According to Philp, “It’s entirely possible for social media platforms to use end-to-end encryption without hampering efforts to stamp out child abuse. But they’ve failed to take action to address this problem, so we are stepping in to help develop the solutions needed. It is not acceptable to deploy E2EE without ensuring that enforcement and child protection measures are still in place.
“We’re pro-tech and pro-privacy but we won’t compromise on children’s safety,” he said. “Through our pioneering Online Safety Bill, and in partnership with cutting-edge safety tech firms, we will make the online world a safer place for children.”
Speaking with Computer Weekly, Philp said the new technologies being developed will allow message content to be scanned for CSAM even when E2EE is being used, as “we’re not prepared to accept or tolerate a situation where end-to-end encryption means that we can’t scan for child sexual exploitation images.”
In August 2021, Apple announced its plan to introduce scans for CSAM on its US customers devices, which would work by performing on-device matching against a database of known CSAM image hashes provided by the National Center for Missing and Exploited Children (NCMEC) and other child safety organisations.
However, according to cryptographic experts, Apple’s plan to automatically scan photos for CSAM detection would unduly risk the privacy and security of law-abiding citizens, and could open up the way to surveillance.
Safeguards
In response to what safeguards are being considered to protect privacy, Philp said that any platform or social media company that allows one of the technologies being developed into their E2EE environments will want to be satisfied that users’ privacy is not being unreasonably compromised: “the platforms themselves introducing end-to-end encryption will obviously police that.”

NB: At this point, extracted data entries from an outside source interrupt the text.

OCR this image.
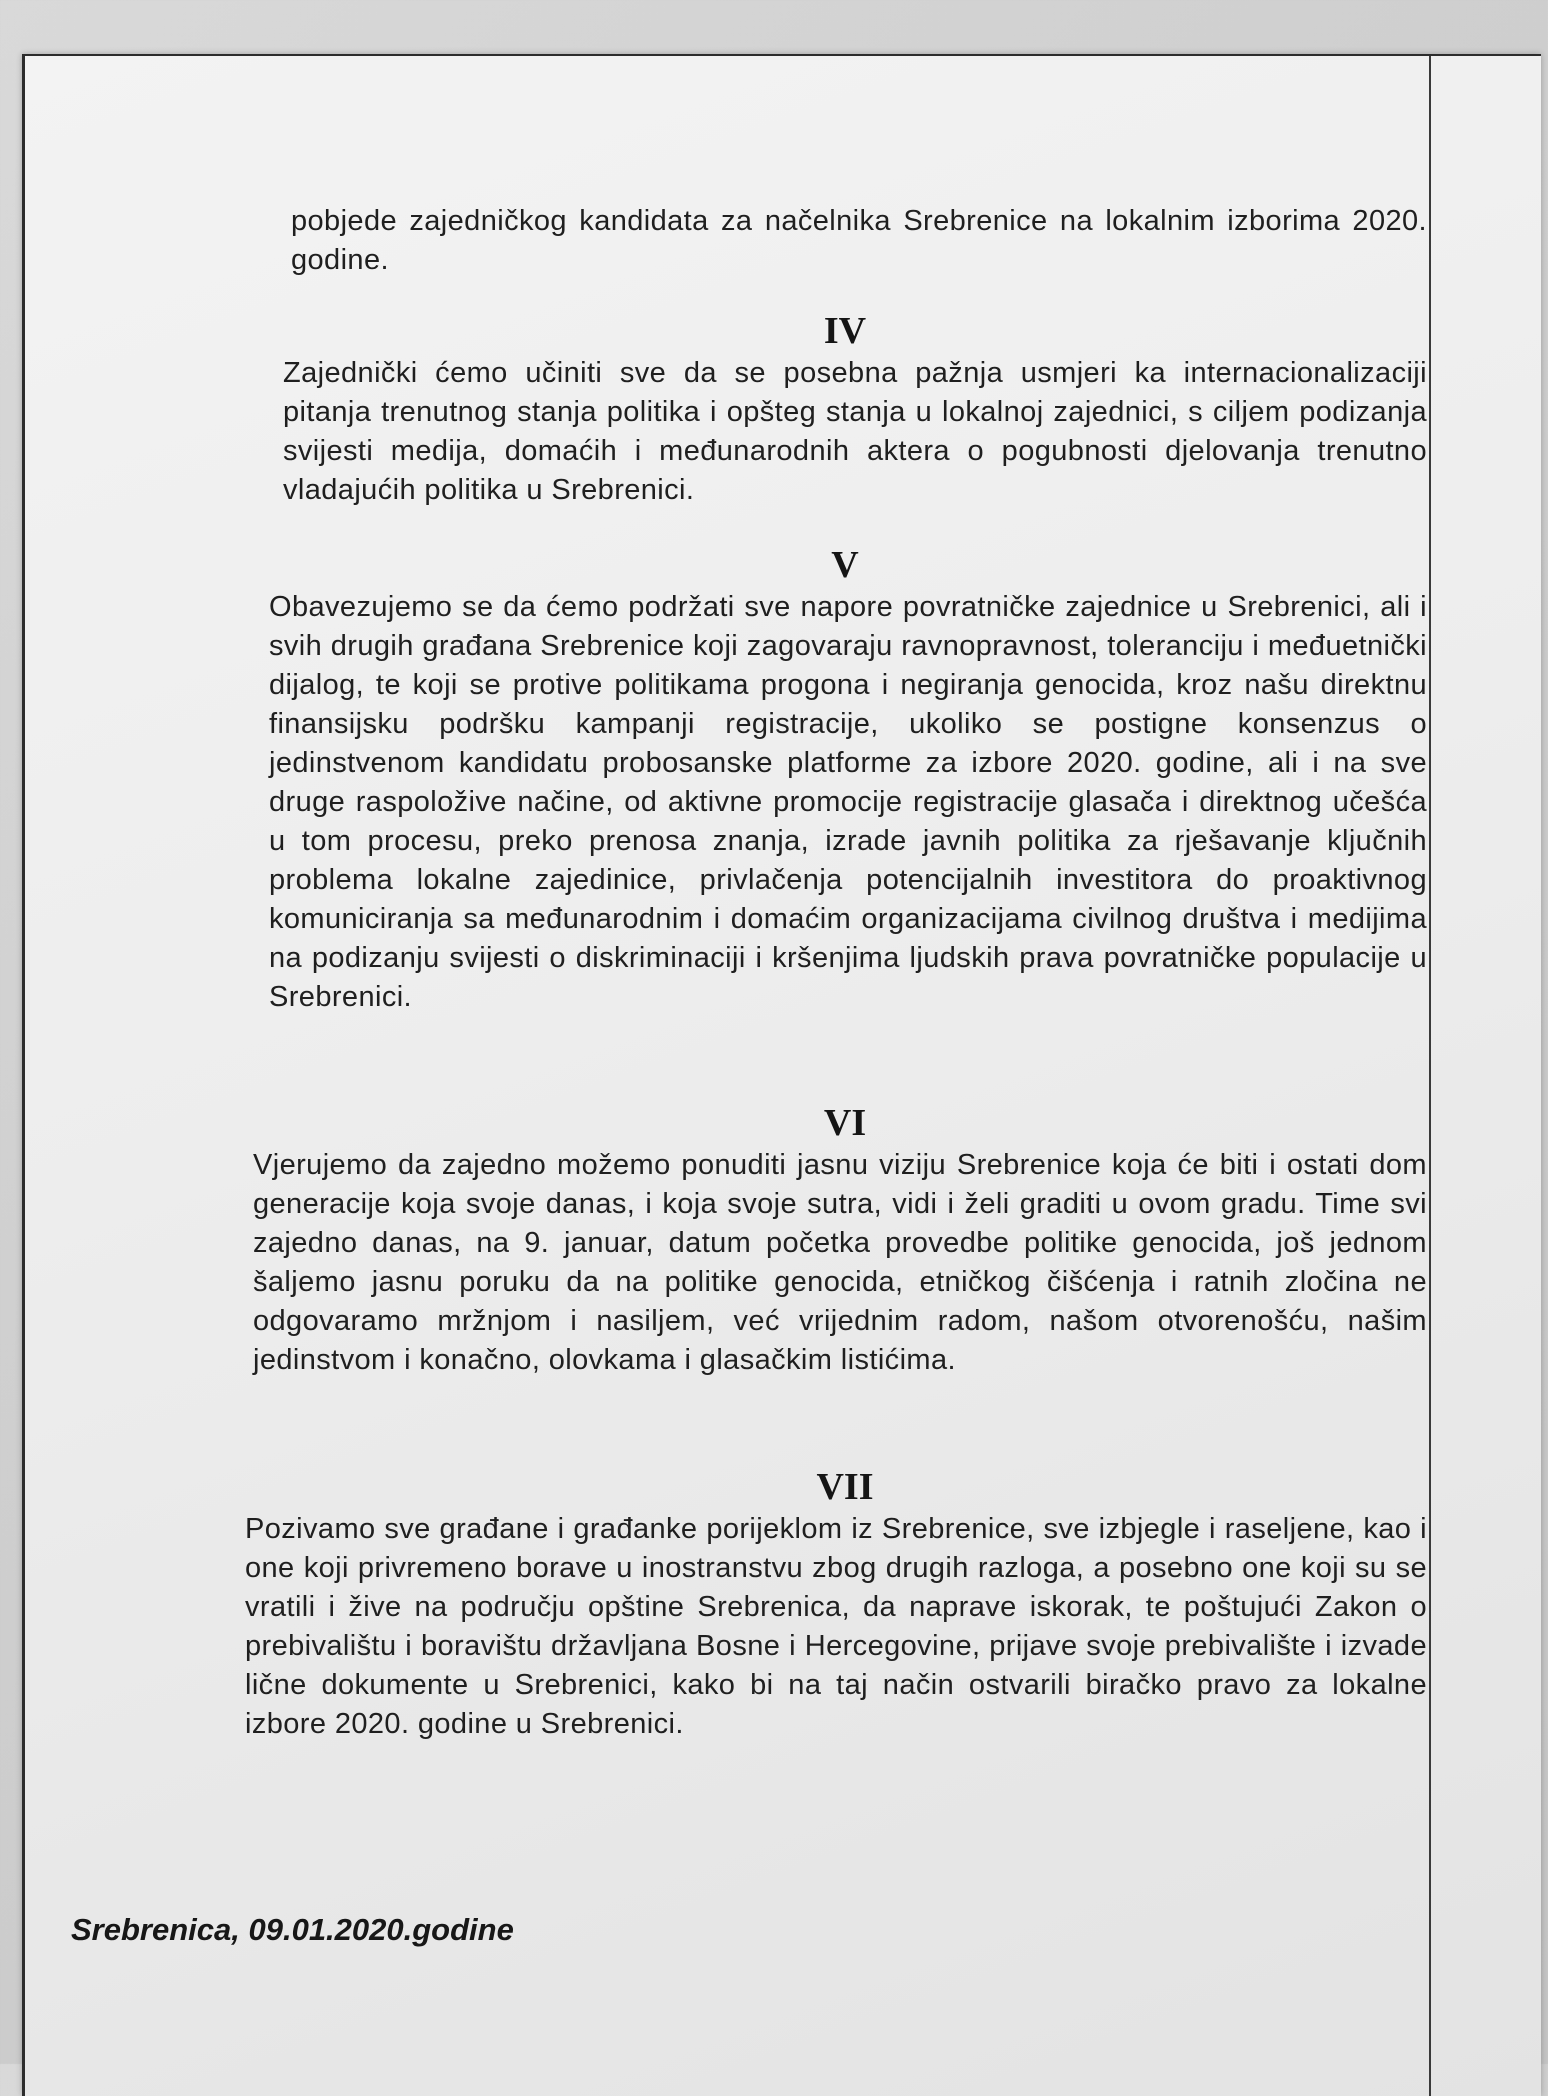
pobjede zajedničkog kandidata za načelnika Srebrenice na lokalnim izborima 2020. godine.

IV

Zajednički ćemo učiniti sve da se posebna pažnja usmjeri ka internacionalizaciji pitanja trenutnog stanja politika i opšteg stanja u lokalnoj zajednici, s ciljem podizanja svijesti medija, domaćih i međunarodnih aktera o pogubnosti djelovanja trenutno vladajućih politika u Srebrenici.

V

Obavezujemo se da ćemo podržati sve napore povratničke zajednice u Srebrenici, ali i svih drugih građana Srebrenice koji zagovaraju ravnopravnost, toleranciju i međuetnički dijalog, te koji se protive politikama progona i negiranja genocida, kroz našu direktnu finansijsku podršku kampanji registracije, ukoliko se postigne konsenzus o jedinstvenom kandidatu probosanske platforme za izbore 2020. godine, ali i na sve druge raspoložive načine, od aktivne promocije registracije glasača i direktnog učešća u tom procesu, preko prenosa znanja, izrade javnih politika za rješavanje ključnih problema lokalne zajedinice, privlačenja potencijalnih investitora do proaktivnog komuniciranja sa međunarodnim i domaćim organizacijama civilnog društva i medijima na podizanju svijesti o diskriminaciji i kršenjima ljudskih prava povratničke populacije u Srebrenici.

VI

Vjerujemo da zajedno možemo ponuditi jasnu viziju Srebrenice koja će biti i ostati dom generacije koja svoje danas, i koja svoje sutra, vidi i želi graditi u ovom gradu. Time svi zajedno danas, na 9. januar, datum početka provedbe politike genocida, još jednom šaljemo jasnu poruku da na politike genocida, etničkog čišćenja i ratnih zločina ne odgovaramo mržnjom i nasiljem, već vrijednim radom, našom otvorenošću, našim jedinstvom i konačno, olovkama i glasačkim listićima.

VII

Pozivamo sve građane i građanke porijeklom iz Srebrenice, sve izbjegle i raseljene, kao i one koji privremeno borave u inostranstvu zbog drugih razloga, a posebno one koji su se vratili i žive na području opštine Srebrenica, da naprave iskorak, te poštujući Zakon o prebivalištu i boravištu državljana Bosne i Hercegovine, prijave svoje prebivalište i izvade lične dokumente u Srebrenici, kako bi na taj način ostvarili biračko pravo za lokalne izbore 2020. godine u Srebrenici.

Srebrenica, 09.01.2020.godine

He added the government will not mandate any scanning that goes beyond the scope of uncovering child abuse material: “These technologies are CSAM-specific… I met with the companies two days ago and [with] all of these technologies it’s about scanning images and identifying them as either being previously identified CSAM images or first-generation created new ones – that is the only capability inherent in these technologies.”
Asked if there is any capability to scan for any other types of images or content in messages, Philp said: “they’re not designed to do that, they’d need to be repurposed for that, that’s not how they’ve been designed or set up, they’re specific CSAM scanning technologies.”
Philp further confirmed that the National Cyber Security Centre (NCSC), the information assurance arm of UK signals intelligence agency GCHQ, had been involved in appraising the challenge fund applications: “They’re going to be looking very closely at these technologies as they get developed because we need to make sure that we draw on the expertise that GCHQ has technically, as well as working in very close partnership with the Home Office. This is a real partnership between NCSC, part of GCHQ, the Home Office, and DCMS.”
In the Autumn Budget and Spending Review for 2021, announced in late October, more than £110m was allocated for the government’s new online safety regime, which Philp confirmed was separate from the challenge fund, adding that while some of it would be used to build the DCMS’ own capability, “a large chunk of it will go to Ofcom” to finance their regulatory oversight under the Online Safety Bill.
In May 2020, a research report conducted by economic advisory firm Perspective Economic on behalf of DCMS, UK safety-tech providers hold an estimated 25% of the global market share, with the number of safety-tech firms doubling since 2015 from 35 to 70, and investment increasing eightfold.